[cpp-threads] Spurious failures of try_lock{_for}({rel_time}) vs. strong try_lock{_for}({rel_time})

[Alexander Terekhov]

Subject changed...

Was: Spurious failures of try_lock{_for}({rel_time}) vs. conditional
fence semantics

(Err.. forget conditional fence... but consider total order/write
atomicity for lock variables)

On Mon, Dec 22, 2008 at 12:48 PM, Alexander Terekhov
<alexander.terekhov at gmail.com> wrote:
> N2800's try_lock():
>
> "Effects: Attempts to obtain ownership of the mutex for the calling
> thread without blocking. If ownership is not obtained, there is no
> effect and try_lock() immediately returns. An implementation may fail
> to obtain the lock even if it is not held by any other thread."
>
> N2800's try_lock_for(rel_time):
>
> "Effects: The function attempts to obtain ownership of the mutex
> within the time specified by rel_time. If the time specified by
> rel_time is less than or equal to 0, the function attempts to obtain
> ownership without blocking (as if by calling try_lock())."
>
> seem to contradict POSIX:
>
> http://www.opengroup.org/onlinepubs/009695399/functions/pthread_mutex_trylock.html
>
> "The pthread_mutex_trylock() function shall be equivalent to
> pthread_mutex_lock(), except that if the mutex object referenced by
> mutex is currently locked (by any thread, including the current
> thread), the call shall return immediately."
>
> http://www.opengroup.org/onlinepubs/009695399/functions/pthread_mutex_timedlock.html
>
> "Under no circumstance shall the function fail with a timeout if the
> mutex can be locked immediately."
>
> Judging from the draft and also
>
> http://www.hpl.hp.com/techreports/2008/HPL-2008-56.pdf
>
> the primary intent behind introduction of spurious failures was to
> make unlock()->try_lock{_for}({rel_time}) "synchronize with"
> conditionally ("If try_lock() returns true, prior unlock() operations
> on the same object synchronize with (1.10) this operation.").
>
> But why insist on spurious failures for try_lock{_for}({rel_time})
> instead of simply saying that these operations provide the effect of
> atomic_thread_fence(memory_order_acquire) if mutex ownership is
> obtained, otherwise no fence effect
> (atomic_thread_fence(memory_order_relaxed) if you like)?
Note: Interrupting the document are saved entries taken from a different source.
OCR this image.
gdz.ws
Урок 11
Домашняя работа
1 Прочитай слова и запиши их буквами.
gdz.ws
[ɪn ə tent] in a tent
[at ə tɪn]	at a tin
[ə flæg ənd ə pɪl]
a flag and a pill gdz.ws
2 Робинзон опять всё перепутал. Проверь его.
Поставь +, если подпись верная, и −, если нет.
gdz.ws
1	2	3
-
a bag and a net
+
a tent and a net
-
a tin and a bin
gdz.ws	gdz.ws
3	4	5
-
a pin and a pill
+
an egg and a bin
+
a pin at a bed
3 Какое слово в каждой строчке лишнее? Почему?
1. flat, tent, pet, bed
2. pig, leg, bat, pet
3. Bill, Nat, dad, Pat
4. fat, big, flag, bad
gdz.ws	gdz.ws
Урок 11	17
Err, I forgot that "acquire" fence is actually a bidirectional beast.
(And I didn't really mean for try_lock{_for}({rel_time} to impose a
bidirectional constraint.) Now I also note that N2800 itself notes
that

"[ Note: Since lock() does not synchronize with a failed subsequent
try_lock(), the visibility rules are weak enough that little would be
known about the state after a failure, even in the absence of spurious
failures. —end note ]"

That seems to invalidate rationale for spurious failures given in

http://www.hpl.hp.com/techreports/2008/HPL-2008-56.pdf

and the only reason to allow spurious failure is

(from N2800)

"[ Note: This spurious failure is normally uncommon, but allows
interesting implementations based on a simple compare_exchange (29).
—end note ]"

Well, I find it somewhat curious that write atomicity examples like
the one below with unlock() for stores and try_lock() for loads would
behave non-TSO for lock variables

(initially locks Y and Z both locked)

P1: Y.unlock();
P2: Z.unlock(); fence(seq_cst); a = Y.try_lock();
P3: b = Y.try_lock(); c = Z.try_lock();

(a=0, b=1, c=0 violates write atomicity)

even with seq_cst fence added in between try_lock()s on P3...

Is this feature really intentional?

(Contradiction to POSIX regarding spurious failures aside for a moment.)

I'd rather expect that the example above should behave TSO-ish even in
the absence of seq_cst fence on P3 (meaning that on e.g. Power,
try_lock() should perform validating LR-SC even in the case of
initially seeing 'locked' status in lock variable)...

So what am still missing here?

TIA.

regards,
alexander.